Les pourparlers, négociés par l’investisseur en énergie Alejandro Betancourt, portent sur pas moins de 17 champs pétroliers dans les principaux bassins du Venezuela. Le bureau du Pentagone pour le capital stratégique évalue la proposition d’installation. La concession prévue couvrirait la région de Junin dans la zone Orinoco et des gisements historiques dans la région du lac Maracaibo, tous deux essentiels à la production de brut lourd vénézuélien.
Les discussions s'insertent dans l'effort entrepris séparément par les majors américaines Chevron Corp. et Halliburton Co. pour finaliser des accords de dizaines de milliards de dollars visant à accroître la production de pétrole vénézuélien. Chevron tente d'étendre ses activités en y ajoutant deux champs de pétrole lourd à ses trois joint-ventures existantes avec le producteur public PdVSA, selon des informations publiées par le Wall Street Journal.

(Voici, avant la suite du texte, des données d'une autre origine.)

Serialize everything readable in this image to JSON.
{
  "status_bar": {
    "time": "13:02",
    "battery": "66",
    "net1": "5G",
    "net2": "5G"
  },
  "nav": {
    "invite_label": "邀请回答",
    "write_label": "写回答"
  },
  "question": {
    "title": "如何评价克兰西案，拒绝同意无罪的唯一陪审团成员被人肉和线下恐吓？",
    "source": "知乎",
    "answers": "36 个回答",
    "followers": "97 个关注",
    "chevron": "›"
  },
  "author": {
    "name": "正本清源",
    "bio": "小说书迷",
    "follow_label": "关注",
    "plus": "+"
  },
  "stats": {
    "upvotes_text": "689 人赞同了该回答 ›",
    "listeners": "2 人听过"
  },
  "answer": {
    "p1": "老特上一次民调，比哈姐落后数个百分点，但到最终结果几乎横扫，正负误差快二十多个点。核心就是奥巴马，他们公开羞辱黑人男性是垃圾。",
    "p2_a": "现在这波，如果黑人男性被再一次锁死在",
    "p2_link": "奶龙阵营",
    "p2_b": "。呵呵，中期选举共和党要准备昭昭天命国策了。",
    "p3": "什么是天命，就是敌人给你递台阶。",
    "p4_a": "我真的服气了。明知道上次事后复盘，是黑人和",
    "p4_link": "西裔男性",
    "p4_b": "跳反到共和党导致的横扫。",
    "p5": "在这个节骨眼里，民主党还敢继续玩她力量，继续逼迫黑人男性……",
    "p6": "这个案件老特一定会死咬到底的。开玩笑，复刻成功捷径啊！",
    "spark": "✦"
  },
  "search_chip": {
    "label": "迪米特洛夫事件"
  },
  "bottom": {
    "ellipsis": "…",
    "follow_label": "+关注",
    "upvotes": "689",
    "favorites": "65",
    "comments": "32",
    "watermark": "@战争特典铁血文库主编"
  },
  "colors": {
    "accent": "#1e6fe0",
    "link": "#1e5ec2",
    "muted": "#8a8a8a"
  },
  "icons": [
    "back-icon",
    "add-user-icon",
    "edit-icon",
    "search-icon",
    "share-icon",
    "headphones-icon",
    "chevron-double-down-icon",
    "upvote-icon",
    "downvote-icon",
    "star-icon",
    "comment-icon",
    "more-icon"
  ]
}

Le Venezuela détient les plus grandes réserves probables de pétrole au monde, même si la production a chuté pendant des années à cause du manque d'investissement et des sanctions imposées par les États-Unis. Le Bureau du capital stratégique du Pentagone, créé en 2022, n'a pas commenté publiquement le potentiel de l'accord. Le cadre proposé est toujours en cours d'examen, sans décision définitive.
Ces discussions interviennent au moment où se modifie la dynamique géopolitique en Amérique latine, notamment suite au récent changement de régime au Venezuela, après la capture de l'ancien président Nicolás Maduro et l'installation ultérieure de Delcy Rodríguez en janvier 2026.